Ilona Adamska to kobieta sukcesu, która od 18 lat nieustannie inspiruje, motywuje i wyznacza trendy w świecie mediów, biznesu i kampanii społecznych. Jej historia to opowieść o odwadze, determinacji i przekuwaniu pasji w sukces. Od założenia pierwszego magazynu na drugim roku studiów, przez budowanie marki rozpoznawalnej w całej Polsce, aż po tworzenie projektów, które realnie zmieniają życie ludzi – Ilona nie przestaje zaskakiwać swoją kreatywnością i energią. W tym wyjątkowym wywiadzie opowiada o początkach swojej kariery, największych wyzwaniach i momentach, które ukształtowały ją jako liderkę. To rozmowa o sile marzeń, walce z przeciwnościami i budowaniu autentycznego wizerunku. Poznaj historię, która pokazuje, że wytrwałość i pasja to klucz do realizacji największych celów.
Ewelina Salwuk-Marko: 18 lat pracy to niesamowity jubileusz! Jak wspominasz swoje początki? Czy wyobrażałaś sobie wtedy, gdzie będziesz dziś?
Ilona Adamska: Moje początki w biznesie były pełne różnych wyzwań i niepewności. Muszę przyznać, że nie miałam żadnego doświadczenia ani wzorców, które mogłyby mnie wprowadzić w ten świat. Pochodzę z rodziny, w której niemal wszyscy pracowali na etacie, więc zakładanie własnej firmy było dla mnie krokiem w nieznane. Do wszystkiego dochodziłam sama – metodą prób i błędów.

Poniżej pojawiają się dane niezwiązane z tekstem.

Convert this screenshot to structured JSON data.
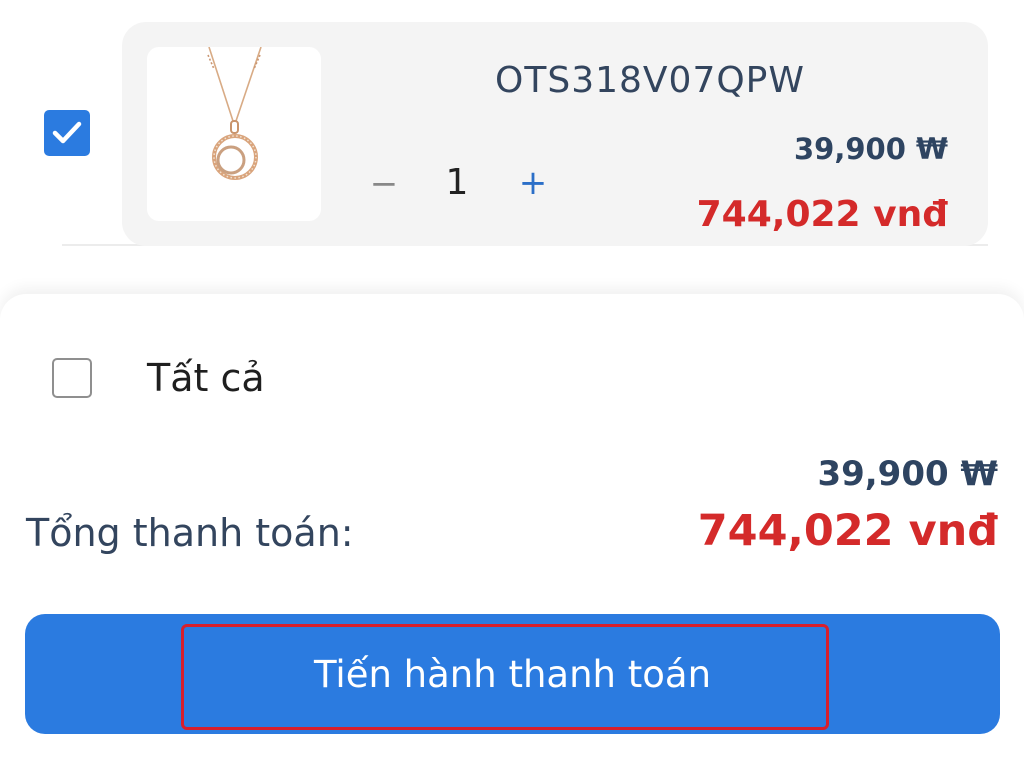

Było to trudne, ale jednocześnie niesamowicie rozwijające.
Założyłam własny biznes na drugim roku studiów filozoficznych, równocześnie studiując dziennikarstwo, pracując jako modelka i uczestnicząc w pokazach mody czy sesjach zdjęciowych w Warszawie (mieszkałam i studiowałam wtedy w Krakowie). To był czas intensywnych wyzwań, który nauczył mnie dyscypliny, zarządzania czasem i odwagi w realizacji swoich planów.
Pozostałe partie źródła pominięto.